Sepsis can result in a doubling of cancer care costs

New health economics research led by the Peter MacCallum Cancer Centre and the University of Melbourne has found sepsis can double the costs of cancer care.

Sepsis is a life-threatening illness caused by the body’s response to infection, says Peter Mac’s Associate Director of Health Services Research, Professor Karin Thursky, who is a senior author on the paper.

“Our best estimates are cancer patients are 10 times more likely to develop sepsis and die than non-cancer patients, due to their existing disease and the treatments they are receiving,” Professor Thursky says.

As an infectious diseases physician she has pioneered programs to better recognize and manage sepsis in cancer patients.

Today’s study, which was published overnight in the journal PLOS ONE, used Canadian data to track the impact of the overall use of public health services by more than 75,000 cancer patients with sepsis over five years.

The researchers could then estimate the short- and long-term costs of their care. For example, the additional cost of caring for a patient with a solid tumor who developed sepsis was over CA$60,000 over five years, and over CA$75,000 for a patient with blood cancer.

“By quantifying the economic burden of sepsis in cancer patients we have an indication of the extent of the costs associated with sepsis, and this can be used to better align resources for more efficient care of our patients,” says lead author and health economist Dr. Michelle Tew, a researcher at both Peter Mac and the University of Melbourne.

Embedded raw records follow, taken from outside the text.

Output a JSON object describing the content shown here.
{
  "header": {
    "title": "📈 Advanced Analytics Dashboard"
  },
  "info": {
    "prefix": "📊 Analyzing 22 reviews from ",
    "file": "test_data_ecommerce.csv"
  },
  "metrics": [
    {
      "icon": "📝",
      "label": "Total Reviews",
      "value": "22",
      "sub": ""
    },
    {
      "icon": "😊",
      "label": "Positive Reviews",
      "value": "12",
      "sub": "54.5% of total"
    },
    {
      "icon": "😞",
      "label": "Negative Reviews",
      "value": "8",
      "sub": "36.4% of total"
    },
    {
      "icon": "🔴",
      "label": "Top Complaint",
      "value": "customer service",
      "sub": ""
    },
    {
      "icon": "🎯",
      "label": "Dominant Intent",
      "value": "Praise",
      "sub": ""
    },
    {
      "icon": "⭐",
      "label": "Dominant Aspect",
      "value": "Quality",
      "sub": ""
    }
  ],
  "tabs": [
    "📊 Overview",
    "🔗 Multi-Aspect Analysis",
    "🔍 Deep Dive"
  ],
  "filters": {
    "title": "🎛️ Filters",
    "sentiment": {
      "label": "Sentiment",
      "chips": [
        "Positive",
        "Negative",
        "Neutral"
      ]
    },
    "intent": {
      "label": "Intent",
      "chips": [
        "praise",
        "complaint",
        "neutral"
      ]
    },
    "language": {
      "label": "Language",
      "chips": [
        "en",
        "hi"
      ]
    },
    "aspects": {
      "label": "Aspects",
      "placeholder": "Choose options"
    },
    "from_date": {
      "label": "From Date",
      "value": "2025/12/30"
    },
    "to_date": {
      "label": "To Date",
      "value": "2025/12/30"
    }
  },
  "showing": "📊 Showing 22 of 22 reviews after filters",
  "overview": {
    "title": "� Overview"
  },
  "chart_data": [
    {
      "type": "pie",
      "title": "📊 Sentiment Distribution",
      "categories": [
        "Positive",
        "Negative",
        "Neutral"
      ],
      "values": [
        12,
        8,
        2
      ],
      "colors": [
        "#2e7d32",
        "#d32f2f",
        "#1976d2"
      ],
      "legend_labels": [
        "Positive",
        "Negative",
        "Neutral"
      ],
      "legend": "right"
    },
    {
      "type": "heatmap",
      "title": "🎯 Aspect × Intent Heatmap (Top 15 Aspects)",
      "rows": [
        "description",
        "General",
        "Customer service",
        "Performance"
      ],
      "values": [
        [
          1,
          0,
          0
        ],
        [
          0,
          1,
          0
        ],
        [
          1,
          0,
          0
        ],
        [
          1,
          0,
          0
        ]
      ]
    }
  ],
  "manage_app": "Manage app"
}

“We don’t yet have such an incredible linked data source in Australia, but working with the Canadian team and the ICES has been a fantastic collaboration to prepare for our digital health future,” Professor Thursky says.

“While it was using Canadian data, the similarities between our healthcare systems, occurrence of cancer and treatment strategies, means we believe these results are also valuable to the Australian context,” says senior co-author Professor Andrew Morris, an infectious disease physician at Mount Sinai Hospital in Toronto, Canada.

“Studies like this show how important health economics research is to improve health service delivery for our patients,” Professor Thursky says.